One of the great things about co-housing for me is that neighbors often compensate or fill in for gaps in my own interests and abilities. Consider, for example, that my 9-year-old daughter lacked a costume with just a couple days to go before Halloween. She didn’t even have a concept yet, let alone a functioning costume, and this weighed on me. I have to confess that I’ve never been a big Halloween fan in the first place; I like the idea of creating fun costumes, but buying plastic costumes and knocking on other people’s doors to ask for candy just irks me. Do we really need any more plastic or sugar in our lives?

Well, thanks to close relationships with our co-housing neighbors, my daughter got an idea from a good friend a few houses away—her friend suggested they dress up as two bags of jelly beans, and my daughter was enthusiastic about working out this costume idea with a buddy.
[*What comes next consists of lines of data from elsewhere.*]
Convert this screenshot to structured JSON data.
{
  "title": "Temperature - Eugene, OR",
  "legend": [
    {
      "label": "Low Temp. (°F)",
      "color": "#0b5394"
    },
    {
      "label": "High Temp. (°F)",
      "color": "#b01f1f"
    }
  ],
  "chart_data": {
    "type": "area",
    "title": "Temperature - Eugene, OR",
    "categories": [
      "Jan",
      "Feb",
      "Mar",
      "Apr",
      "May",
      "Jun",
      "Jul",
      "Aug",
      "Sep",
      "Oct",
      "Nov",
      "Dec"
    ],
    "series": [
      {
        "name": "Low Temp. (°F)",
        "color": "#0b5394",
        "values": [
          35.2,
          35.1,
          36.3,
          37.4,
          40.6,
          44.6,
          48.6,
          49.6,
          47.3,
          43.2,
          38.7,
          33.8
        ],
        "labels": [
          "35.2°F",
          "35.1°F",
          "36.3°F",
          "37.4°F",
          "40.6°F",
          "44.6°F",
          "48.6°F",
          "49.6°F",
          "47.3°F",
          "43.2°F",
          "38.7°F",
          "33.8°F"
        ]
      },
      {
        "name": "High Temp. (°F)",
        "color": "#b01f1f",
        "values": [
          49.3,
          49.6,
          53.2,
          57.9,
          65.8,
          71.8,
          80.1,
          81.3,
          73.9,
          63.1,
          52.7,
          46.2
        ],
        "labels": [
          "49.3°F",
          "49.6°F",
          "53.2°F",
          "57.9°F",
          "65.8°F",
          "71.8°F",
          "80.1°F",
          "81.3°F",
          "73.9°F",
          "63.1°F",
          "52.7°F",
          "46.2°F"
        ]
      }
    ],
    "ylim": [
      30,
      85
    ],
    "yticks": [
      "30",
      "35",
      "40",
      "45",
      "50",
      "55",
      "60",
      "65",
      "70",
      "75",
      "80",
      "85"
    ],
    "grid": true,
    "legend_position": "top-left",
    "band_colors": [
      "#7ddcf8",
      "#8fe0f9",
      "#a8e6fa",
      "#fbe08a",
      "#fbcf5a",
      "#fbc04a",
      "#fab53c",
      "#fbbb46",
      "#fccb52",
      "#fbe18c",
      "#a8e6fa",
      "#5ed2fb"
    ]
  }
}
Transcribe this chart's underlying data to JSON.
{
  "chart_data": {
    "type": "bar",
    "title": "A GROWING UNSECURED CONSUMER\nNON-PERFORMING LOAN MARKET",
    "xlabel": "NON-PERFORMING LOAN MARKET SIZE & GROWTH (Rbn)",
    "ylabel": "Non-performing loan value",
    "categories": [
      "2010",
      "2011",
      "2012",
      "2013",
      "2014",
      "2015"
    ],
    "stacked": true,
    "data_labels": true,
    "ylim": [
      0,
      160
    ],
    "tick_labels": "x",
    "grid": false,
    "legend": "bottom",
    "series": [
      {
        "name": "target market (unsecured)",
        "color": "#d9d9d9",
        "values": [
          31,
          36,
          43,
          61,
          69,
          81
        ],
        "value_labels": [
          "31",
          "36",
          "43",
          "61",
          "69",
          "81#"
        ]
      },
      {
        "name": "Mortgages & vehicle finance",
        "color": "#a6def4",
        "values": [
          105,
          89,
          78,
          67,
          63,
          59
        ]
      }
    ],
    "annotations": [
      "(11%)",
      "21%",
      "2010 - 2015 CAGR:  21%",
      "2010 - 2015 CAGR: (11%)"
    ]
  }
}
The girls did ask for some adult help here and there but mostly they pulled it off themselves and had a ball in the process. Candy and plastic aside, I’m happy—I’ve advanced two goals in my life: facilitating my daughter’s developing independence and finding opportunities for synergy with neighbors and friends.
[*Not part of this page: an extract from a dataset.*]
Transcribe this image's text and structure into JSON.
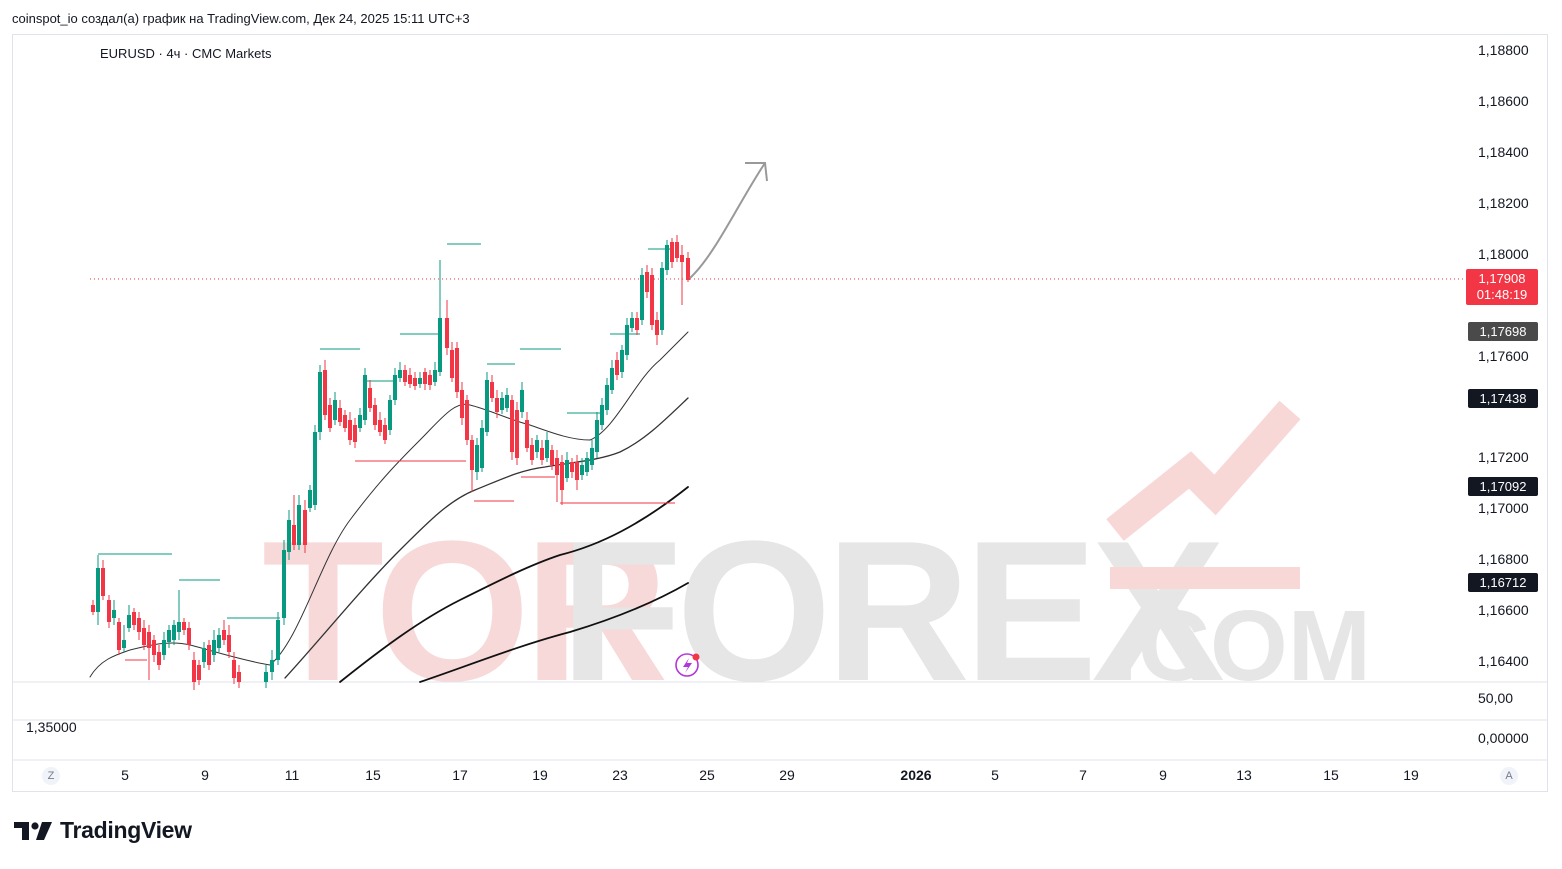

Co-housing can make finding these opportunities for synergy so much easier. Trite as it sounds, life is easier and happier when you share both burdens and joys, provided that is what you are seeking. So, for the holidays, here are five things I’ve learned from my neighbors about making it more fun, more interesting, more connected, and more meaningful.

Nubi outing club on a local hike in late fall

Go outside, even when the days are short and the temperatures drop.
Nothing changes restless energy like cold, fresh air. There are lots of things to notice in a late autumn landscape. At Nubi, we are lucky to have a pond which typically freezes in December. Ideally, we can fit in a little ice-skating before significant snow arrives. We watch the water freeze, first in tractor tracks on the fields, later in the pond. We drill and measure the ice, listen for cracking, and get out our skates.

Neighbors of all ages discuss Farmer Boy

Connect celebrations with your own interests and goals.
I love reading and music, so my favorite holiday traditions at Nubi are a book discussion group, a contra-dancing party, and the New Year’s day neighborhood house concert. It turns out that many neighbors share my interests.

Decorating gingerbread lanterns

Build traditions on local talent.
Instead of looking far afield for inspiration, focus close to home. One of our neighbors, a music teacher and pianist, organizes and acts as master of ceremonies for the annual neighborhood concert, with grace and humor. Another neighbor, a terrific baker and organizer, leads the neighborhood in an annual gingerbread construction project.

Connect food with activities.
While I love to eat as much as the next person, something about the excessive focus on eating around the holidays is depressing. I’ve noticed that by sidelining holiday treats to fun activities, some of that focus on food shifts away. We exchange secret gnome gifts with a side of hot cocoa and cookies.

Learn from other people’s rituals, religious and otherwise.
Rather than watering down rituals to develop traditions that work for everyone, invite and celebrate diversity. One of our neighbors invites the neighborhood kids to light candles on the 8 evenings of Hanukkah. Another invites a Kirtan group to meet in our Common House regularly. Another helps to organize a meditation labyrinth on New Year’s Day. Vive la difference!